O MPF requer que o Ibama e a União sejam proibidos de emitir novos atos administrativos relacionados ao projeto até que grupos de pescadores artesanais, caiçaras, quilombolas e indígenas da área sejam consultados e se manifestem sobre o empreendimento. O MPF pede ainda que a União, o Ibama, a Fundação Nacional dos Povos Indígenas (Funai) e o Instituto Nacional de Colonização e Reforma Agrária (Incra) sejam obrigados a apresentar, no período de até 60 dias, um plano de realização dessas reuniões, sob coordenação da Casa Civil e com garantia de participação dos grupos tradicionais em sua formulação.
Responsabilização
Conforme Fabiana Schneider, as ações pedem a realização da consulta, que não foi feita desde a etapa 1 do projeto. Na ocasião, ficou acertado que Petrobras e Ibama bancariam um estudo para que fossem caracterizadas as comunidades tradicionais que poderiam ser afetadas através da Etapa 4 do pré-sal na Bacia de Santos. Foi criado então o Projeto Povos, que mapeou as comunidades e , junto com a Fundação Oswaldo Cruz, avaliou os impactos diretos e indiretos para as comunidades.

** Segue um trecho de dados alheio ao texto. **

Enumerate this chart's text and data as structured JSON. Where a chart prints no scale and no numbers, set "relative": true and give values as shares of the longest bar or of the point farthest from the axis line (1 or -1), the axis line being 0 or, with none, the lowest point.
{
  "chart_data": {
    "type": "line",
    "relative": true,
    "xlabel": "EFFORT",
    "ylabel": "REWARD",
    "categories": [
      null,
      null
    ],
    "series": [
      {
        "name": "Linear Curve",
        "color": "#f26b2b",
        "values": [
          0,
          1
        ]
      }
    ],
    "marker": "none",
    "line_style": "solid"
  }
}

O MPF pede que a Petrobras, o Ibama e a União sejam condenados ao pagamento de R$ 5 milhões para indenização dos danos morais coletivos através da falta da consulta livre prévia.
Fabiana Schneider explicou ainda que as etapas iniciais do projeto já causaram impactos, como mudança de rotas de peixes e aumento expressivo de embarcações.

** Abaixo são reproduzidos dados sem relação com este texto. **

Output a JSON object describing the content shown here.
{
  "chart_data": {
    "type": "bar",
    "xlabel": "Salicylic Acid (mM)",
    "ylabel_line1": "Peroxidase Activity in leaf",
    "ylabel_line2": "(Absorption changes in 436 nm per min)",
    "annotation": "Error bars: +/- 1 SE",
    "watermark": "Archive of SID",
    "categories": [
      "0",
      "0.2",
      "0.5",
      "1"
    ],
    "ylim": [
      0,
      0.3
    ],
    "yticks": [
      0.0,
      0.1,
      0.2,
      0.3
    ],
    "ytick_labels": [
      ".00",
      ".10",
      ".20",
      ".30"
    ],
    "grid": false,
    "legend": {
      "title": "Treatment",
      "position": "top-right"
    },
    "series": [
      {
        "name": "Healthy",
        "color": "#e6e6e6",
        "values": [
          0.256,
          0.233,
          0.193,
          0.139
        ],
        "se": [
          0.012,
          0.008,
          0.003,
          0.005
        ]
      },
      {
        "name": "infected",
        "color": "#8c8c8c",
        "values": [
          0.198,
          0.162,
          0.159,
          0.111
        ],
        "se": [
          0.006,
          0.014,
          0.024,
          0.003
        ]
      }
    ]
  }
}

“A gente está falando de comunidades que não só têm seu território, mas o seu maretório. Isso é super importante porque é um conceito de território para os usos e costumes de construção de relações sociais e de existência para essas comunidades tradicionais”.
Conforme as ações, Petrobras e Ibama terão de elaborar um Estudo de Impacto Ambiental (EIA) complementar que considere os potenciais danos sociais e ambientais do projeto.
Legalidade
Em comunicado, a Petrobras afirmou que “permanece colaborando com informações sempre que solicitada pelas autoridades competentes”.

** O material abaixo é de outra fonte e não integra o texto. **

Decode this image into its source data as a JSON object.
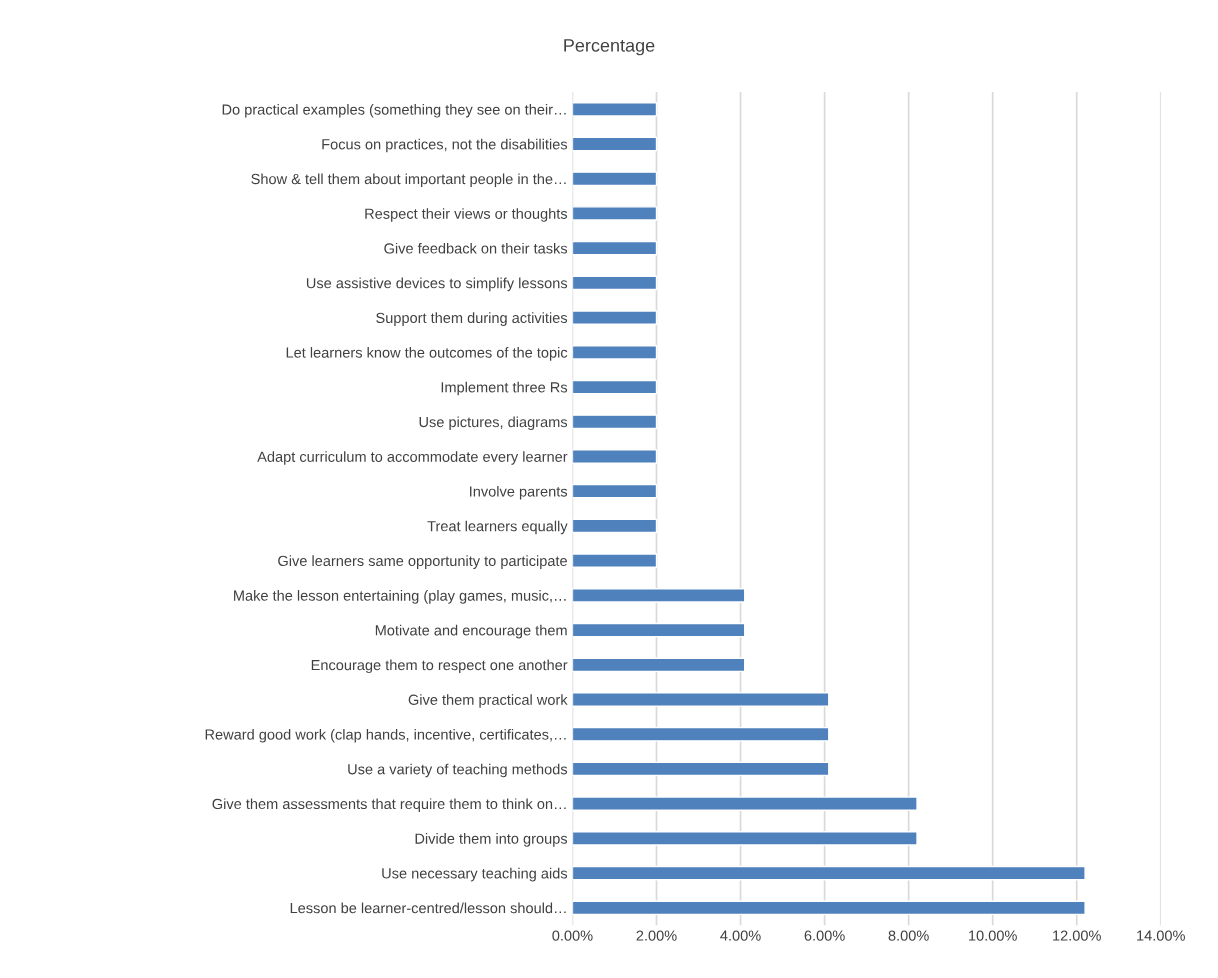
{
  "chart_data": {
    "type": "bar",
    "orientation": "horizontal",
    "title": "Percentage",
    "categories": [
      "Do practical examples (something they see on their…",
      "Focus on practices, not the disabilities",
      "Show & tell them about important people in the…",
      "Respect their views or thoughts",
      "Give feedback on their tasks",
      "Use assistive devices to simplify lessons",
      "Support them during activities",
      "Let learners know the outcomes of the topic",
      "Implement three Rs",
      "Use pictures, diagrams",
      "Adapt curriculum to accommodate every learner",
      "Involve parents",
      "Treat learners equally",
      "Give learners same opportunity to participate",
      "Make the lesson entertaining (play games, music,…",
      "Motivate and encourage them",
      "Encourage them to respect one another",
      "Give them practical work",
      "Reward good work (clap hands, incentive, certificates,…",
      "Use a variety of teaching methods",
      "Give them assessments that require them to think on…",
      "Divide them into groups",
      "Use necessary teaching aids",
      "Lesson be learner-centred/lesson should…"
    ],
    "values": [
      2.0,
      2.0,
      2.0,
      2.0,
      2.0,
      2.0,
      2.0,
      2.0,
      2.0,
      2.0,
      2.0,
      2.0,
      2.0,
      2.0,
      4.1,
      4.1,
      4.1,
      6.1,
      6.1,
      6.1,
      8.2,
      8.2,
      12.2,
      12.2
    ],
    "color": "#4f81bd",
    "xlim": [
      0,
      14
    ],
    "xticks": [
      {
        "value": 0,
        "label": "0.00%"
      },
      {
        "value": 2,
        "label": "2.00%"
      },
      {
        "value": 4,
        "label": "4.00%"
      },
      {
        "value": 6,
        "label": "6.00%"
      },
      {
        "value": 8,
        "label": "8.00%"
      },
      {
        "value": 10,
        "label": "10.00%"
      },
      {
        "value": 12,
        "label": "12.00%"
      },
      {
        "value": 14,
        "label": "14.00%"
      }
    ],
    "grid": "x",
    "legend": false
  }
}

A companhia esclareceu que conseguiu a licença prévia da Etapa 4 depois de atender a todas as exigências do Ibama e da legislação ambiental vigente.
“As operações ‘offshore’ [em alto mar] da Petrobras são realizadas em total conformidade com as normas atuais, seguindo as melhores práticas ambientais e de segurança operacional do setor energético. Os projetos da Etapa 4 integram o Plano de Negócios 2026-2030 (PN 2026 30), aprovado pelo Conselho de Administração da Petrobras, que prevê Capex total de US$ 109 bilhões (2026-2030)”.
A Petrobras frisou que o projeto “é essencial para a garantia da segurança energética do país”. No próximo quinquênio, a expectativa da empresa é alcançar pico de produção própria de 2,7 milhões bpd (barris diariamente) de óleo em 2028 e 3,4 milhões boed (barris de óleo + gás diariamente) em 2028 e 2029, “conciliando crescimento com resiliência econômica e ambiental”.
Procurado através do reportagem, o Ibama não se manifestou até o momento.